Kesederhanaan dalam karya Srihadi jika direnungi lebih dalam bukan berarti remeh. Justru kesederhanaan yang digoreskannya di atas kanvas atau kertas, melalui perenungan yang dalam. Mengapa?
Membuat karya yang sederhana tetapi sangat dalam pemaknaannya, dapat dipastikan pelukisnya adalah orang yang luar biasa sabar, dan sangat terampil dalam menahan diri. Terampil dalam memilih mana yang harus ditorehkan, digoreskan, diarsir, atau dibuang.
Tidak mengherankan jika banyak ahli yang berpendapat bahwa filosofi kesederhanaan dan keseimbangan dalam budaya Jawa, sangat beririsan dengan Zen. Contoh yang paling penting dapat Anda simak lukisan dengan objek horizon dan Borobudur.
Lukisan Srihadi dengan tema ini memiliki filosofi dan arti yang simbolis. Kembali lagi, latar belakang budaya Jawa merupakan landasannya dalam memahami sistem nilai, etika, dan estetika. Temuan makna dari horizon didapatkan suami dari Sitti Farida ini.
Tidak berhenti pada objek lanskap, dan objek manusia, ternyata Srihadi juga memiliki karya yang bertema kritik sosial. Salah satunya adalah lukisan Air Mancar (1973) yang sempat membuat berang Gubernur DKI Jakarta Ali Sadikin, yang menjabat pada periode 1966-1977. Lukisan Air Mancar merupakan bentuk kritik sosial Srihadi atas kesemrawutan kota Jakarta, yang menjadi ibu kota negara.
Namun, konflik kedua tokoh ini diselesaikan dengan baik, bahkan Gubernur Ali Sadikin secara resmi meminta maaf. Srihadi bahkan berkesempatan untuk membuat mural berjudul Jayakarta (1975) yang berukuran 3x12 meter.

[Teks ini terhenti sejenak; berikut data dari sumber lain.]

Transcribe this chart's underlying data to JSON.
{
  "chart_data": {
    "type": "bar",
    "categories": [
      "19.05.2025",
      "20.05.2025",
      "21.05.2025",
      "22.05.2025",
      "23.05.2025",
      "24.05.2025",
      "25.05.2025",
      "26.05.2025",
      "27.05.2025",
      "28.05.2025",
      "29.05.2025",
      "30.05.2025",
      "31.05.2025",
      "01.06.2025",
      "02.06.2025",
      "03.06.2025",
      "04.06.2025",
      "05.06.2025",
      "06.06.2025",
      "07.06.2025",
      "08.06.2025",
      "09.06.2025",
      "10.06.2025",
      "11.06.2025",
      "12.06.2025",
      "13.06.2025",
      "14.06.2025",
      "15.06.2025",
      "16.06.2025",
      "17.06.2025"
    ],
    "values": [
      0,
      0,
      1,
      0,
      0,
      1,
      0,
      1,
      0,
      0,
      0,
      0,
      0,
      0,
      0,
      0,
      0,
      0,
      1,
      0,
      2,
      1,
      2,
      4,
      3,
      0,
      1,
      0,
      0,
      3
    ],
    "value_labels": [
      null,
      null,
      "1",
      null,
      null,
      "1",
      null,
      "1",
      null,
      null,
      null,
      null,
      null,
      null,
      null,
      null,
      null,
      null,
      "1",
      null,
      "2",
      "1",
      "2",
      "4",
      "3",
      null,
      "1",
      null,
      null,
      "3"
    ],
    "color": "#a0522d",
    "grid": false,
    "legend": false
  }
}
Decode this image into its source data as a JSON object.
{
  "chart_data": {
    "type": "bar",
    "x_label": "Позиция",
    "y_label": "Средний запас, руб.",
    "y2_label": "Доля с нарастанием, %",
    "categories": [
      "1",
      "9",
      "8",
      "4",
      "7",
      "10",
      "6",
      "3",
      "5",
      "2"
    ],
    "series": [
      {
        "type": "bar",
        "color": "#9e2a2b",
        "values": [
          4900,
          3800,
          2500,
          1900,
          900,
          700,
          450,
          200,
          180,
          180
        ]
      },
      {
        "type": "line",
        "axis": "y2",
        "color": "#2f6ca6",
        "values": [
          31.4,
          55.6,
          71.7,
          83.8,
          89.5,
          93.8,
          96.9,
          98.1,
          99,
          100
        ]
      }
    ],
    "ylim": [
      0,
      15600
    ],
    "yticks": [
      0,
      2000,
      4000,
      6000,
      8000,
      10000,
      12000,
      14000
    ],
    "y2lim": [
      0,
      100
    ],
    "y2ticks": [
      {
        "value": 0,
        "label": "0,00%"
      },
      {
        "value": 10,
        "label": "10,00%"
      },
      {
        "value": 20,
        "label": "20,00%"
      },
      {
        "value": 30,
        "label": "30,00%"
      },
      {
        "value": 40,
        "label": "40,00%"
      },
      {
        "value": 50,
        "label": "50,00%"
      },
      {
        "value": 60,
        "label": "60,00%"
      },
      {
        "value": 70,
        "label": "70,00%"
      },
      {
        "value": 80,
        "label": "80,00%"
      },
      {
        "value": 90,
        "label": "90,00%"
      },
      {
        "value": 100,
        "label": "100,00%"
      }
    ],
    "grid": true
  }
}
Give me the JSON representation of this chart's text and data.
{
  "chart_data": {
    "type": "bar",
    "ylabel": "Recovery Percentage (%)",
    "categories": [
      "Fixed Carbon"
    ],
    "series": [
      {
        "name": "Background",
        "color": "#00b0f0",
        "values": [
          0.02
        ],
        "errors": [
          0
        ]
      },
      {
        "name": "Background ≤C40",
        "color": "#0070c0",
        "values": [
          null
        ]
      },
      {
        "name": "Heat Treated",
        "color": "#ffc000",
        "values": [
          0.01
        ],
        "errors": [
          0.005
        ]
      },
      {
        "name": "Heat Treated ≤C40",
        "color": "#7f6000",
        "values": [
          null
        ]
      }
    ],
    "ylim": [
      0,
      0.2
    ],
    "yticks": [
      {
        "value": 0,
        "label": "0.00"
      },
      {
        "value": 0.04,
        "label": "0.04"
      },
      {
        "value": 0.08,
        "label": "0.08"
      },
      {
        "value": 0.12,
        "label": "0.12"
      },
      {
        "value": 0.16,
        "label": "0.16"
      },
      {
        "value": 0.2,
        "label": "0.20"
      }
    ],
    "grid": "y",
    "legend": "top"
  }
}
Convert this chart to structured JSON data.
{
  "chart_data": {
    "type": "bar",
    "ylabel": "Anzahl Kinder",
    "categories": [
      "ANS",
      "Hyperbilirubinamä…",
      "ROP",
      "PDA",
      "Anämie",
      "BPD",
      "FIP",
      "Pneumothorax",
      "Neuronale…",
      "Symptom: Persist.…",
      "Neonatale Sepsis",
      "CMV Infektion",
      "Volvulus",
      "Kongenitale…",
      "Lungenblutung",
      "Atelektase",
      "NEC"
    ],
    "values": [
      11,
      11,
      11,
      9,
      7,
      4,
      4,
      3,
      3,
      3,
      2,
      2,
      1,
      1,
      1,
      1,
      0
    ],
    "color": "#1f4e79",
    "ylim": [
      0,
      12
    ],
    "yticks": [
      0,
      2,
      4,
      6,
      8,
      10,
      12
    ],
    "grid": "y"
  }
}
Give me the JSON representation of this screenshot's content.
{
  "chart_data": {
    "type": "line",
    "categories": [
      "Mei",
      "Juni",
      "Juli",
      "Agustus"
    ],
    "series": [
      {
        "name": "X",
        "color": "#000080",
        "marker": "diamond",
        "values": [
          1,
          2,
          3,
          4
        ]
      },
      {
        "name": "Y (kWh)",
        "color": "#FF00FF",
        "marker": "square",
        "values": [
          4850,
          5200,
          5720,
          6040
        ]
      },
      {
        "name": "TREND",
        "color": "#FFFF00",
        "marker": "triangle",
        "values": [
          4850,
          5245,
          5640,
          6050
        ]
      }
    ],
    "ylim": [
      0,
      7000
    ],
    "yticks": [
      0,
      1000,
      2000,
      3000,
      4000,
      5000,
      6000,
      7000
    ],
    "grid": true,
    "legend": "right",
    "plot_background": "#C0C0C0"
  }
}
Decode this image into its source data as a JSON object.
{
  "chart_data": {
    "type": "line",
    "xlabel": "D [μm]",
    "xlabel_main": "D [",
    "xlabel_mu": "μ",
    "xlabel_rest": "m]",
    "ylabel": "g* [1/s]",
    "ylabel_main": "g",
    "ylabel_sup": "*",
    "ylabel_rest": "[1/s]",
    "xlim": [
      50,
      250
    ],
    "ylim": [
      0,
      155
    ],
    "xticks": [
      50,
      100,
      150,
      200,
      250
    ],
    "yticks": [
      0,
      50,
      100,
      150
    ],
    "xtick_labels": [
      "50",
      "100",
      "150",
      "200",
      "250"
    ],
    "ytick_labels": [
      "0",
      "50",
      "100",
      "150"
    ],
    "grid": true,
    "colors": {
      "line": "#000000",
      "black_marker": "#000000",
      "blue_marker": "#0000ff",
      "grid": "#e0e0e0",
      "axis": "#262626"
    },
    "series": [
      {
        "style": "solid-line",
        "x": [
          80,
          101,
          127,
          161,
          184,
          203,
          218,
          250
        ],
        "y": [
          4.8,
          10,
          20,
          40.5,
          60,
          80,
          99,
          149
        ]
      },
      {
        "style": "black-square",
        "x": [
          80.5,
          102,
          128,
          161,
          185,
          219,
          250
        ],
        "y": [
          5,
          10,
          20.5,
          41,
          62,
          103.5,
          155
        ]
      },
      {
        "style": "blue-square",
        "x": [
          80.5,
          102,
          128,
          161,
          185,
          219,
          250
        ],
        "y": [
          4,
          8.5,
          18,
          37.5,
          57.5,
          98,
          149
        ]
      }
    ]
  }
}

“Kita harus sensitif dalam hidup. Di usia yang ke-84 ini saya berkeinginan untuk seterusnya berkarya di bidang seni rupa. Seniman itu tidak ada pensiunnya. Yang penting adalah karya yang berkualitas, agar tidak mentok. Jadi saya bersyukur sampai hari ini masih bisa berkarya. Bersyukur kepada Tuhan,” tuturnya.